(1)Когда поздней ночью он звонил у своих дверей, первым звуком после колокольчика был звонкий собачий лай. (2)Владимир Михайлович входил, раздевался в темноте и шёл в свою комнату. (3)3а ним, стуча когтями по вощёному полу, шла собака и вспрыгивала на кровать. (4)Когда свет лампы наполнял комнату, взор Владимира Михайловича встречал упорный взгляд чёрных глаз собаки. (5)Они говорили: приди же, приласкай меня. (6)И, чтобы сделать это желание более понятным, собака вытягивала передние лапы, клала на них боком голову, а зад её потешно поднимался, и хвост вертелся, как ручка у шарманки.
— (7)Друг ты мой единственный! — говорил Владимир Михайлович и гладил чёрную блестящую шерсть. (8)Точно от полноты чувства, собака опрокидывалась на спину, скалила белые зубы и легонько ворчала, радостная и возбуждённая. (9)А он вздыхал, ласкал её и думал, что нет больше на свете никого, кто любил бы его.
(10)Если Владимир Михайлович возвращался рано и не уставал от работы, он садился писать, и тогда собака укладывалась комочком где-нибудь на стуле возле него. (11)И когда, взволнованный процессом творчества, он ходил по комнате, она следила за ним беспокойным взглядом и сильнее виляла хвостом.
— (12)Будем мы с тобой знамениты, Васюк? — спрашивал он собаку, и та утвердительно махала хвостом.
— (13)Будем тогда печёнку есть, ладно?
(14)«Ладно», — отвечала собака и сладко потягивалась: она любила печёнку.
(15)3а стеной, в кухне, стучала тётка. (16)Владимир Михайлович молчал, смотрел на потолок и думал, что он сжигает свою жизнь и никогда у него не будет ни славы, ни счастья. (17)Он сознавал себя ничтожным, и слабым, и одиноким до ужаса. (18)Дрожащей рукой он хватался за холодный лоб. (19)А когда он опускал руку, она падала на другой лоб, шерстистый и гладкий, и затуманенный слезой взгляд встречал чёрные, ласковые глаза собаки, и ухо ловило её тихие вздохи. (20)И он шептал, тронутый, утешенный:
— (21)Друг, друг мой единственный!..
(22)И наконец она пришла, эта неуловимая слава, и наполнила светом и жизнью пустую квартиру. (23)Призрак одиночества исчез, и замолк тихий шёпот. (24)Радовалась и собака. (25)Ещё звонче стал её лай при поздних встречах, когда он, её единственный друг, приходил добрый, весёлый, смеющийся, и она сама научилась смеяться; верхняя губа её приподнималась, обнажая белые зубы, и потешными складками морщился нос.
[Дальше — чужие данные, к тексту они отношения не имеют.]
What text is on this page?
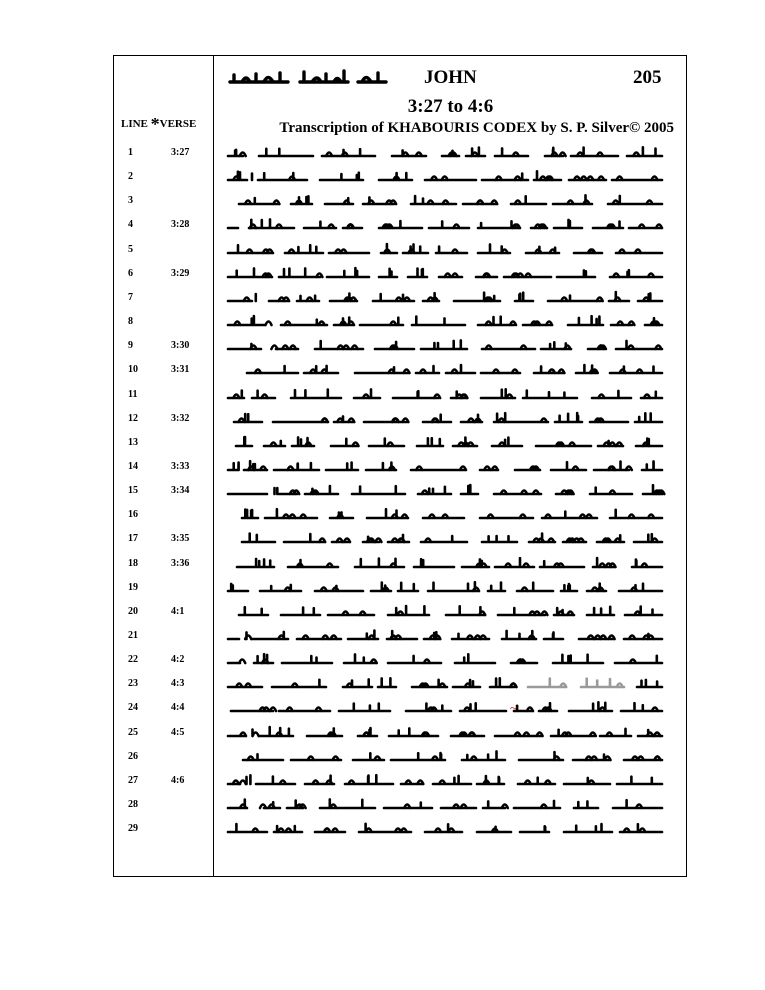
JOHN	205
3:27 to 4:6
Transcription of KHABOURIS CODEX by S. P. Silver© 2005
LINE *VERSE
1	3:27
2
3
4	3:28
5
6	3:29
7
8
9	3:30
10	3:31
11
12	3:32
13
14	3:33
15	3:34
16
17	3:35
18	3:36
19
20	4:1
21
22	4:2
23	4:3
24	4:4	~
25	4:5
26
27	4:6
28
29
(26)А по ночам, когда Владимир Михайлович работал и только дребезжание стёкол от уличной езды нарушало тишину, собака чутко дремала возле него и пробуждалась при малейшем его движении.
— (27)Что, брат, печёнки хочешь? — спрашивал он.
(28)«Хочу», — утвердительно вилял хвостом Васюк.
— (29)Ну погоди, куплю. (30)Что, хочешь, чтобы приласкал? (31)Некогда, брат, некогда. (32)Спи.
(33)Однажды вечером, когда Владимир Михайлович пришёл домой, Васюк не явился встречать его, и тётка сказала, что собака больна. (34)Нос её был сухой и горячий, и глаза помутнели. (35)Она пошевелила хвостом и печально посмотрела на друга.
— (36)Что, мальчик, болен? (37)Бедный ты мой!
(38)«Надо бы к ветеринару отвезти, а мне завтра некогда. (39)Ну, да так пройдёт», — думал Владимир Михайлович и забыл о собаке, мечтая о том счастье, какое может дать ему красивая девушка. (40)С утра собаке стало худо.
— (41)Что, брат, плохо дело? (42)Ну, погоди, выздоровеешь, печёнки куплю. (43)Подъезжая вечером к дому, Владимир Михайлович вспомнил о Васюке.
и грудь его заныла от тёмного предчувствия.
— (44)Ну, что Васюк?
— (45)Околел. (46)Через час после твоего ухода.
(47)С тех пор прошло много времени. (48)Слава ушла от Владимира Михайловича, и опустилось на него мёртвое, тяжёлое забвение.
(49)Проходили ночи и дни, а он лежал на своей кровати, смотрел в знакомое пятнышко на потолке и шептал:
— (50)Друг, друг мой единственный...
(51)И бессильно падала на пустое место дрожащая рука.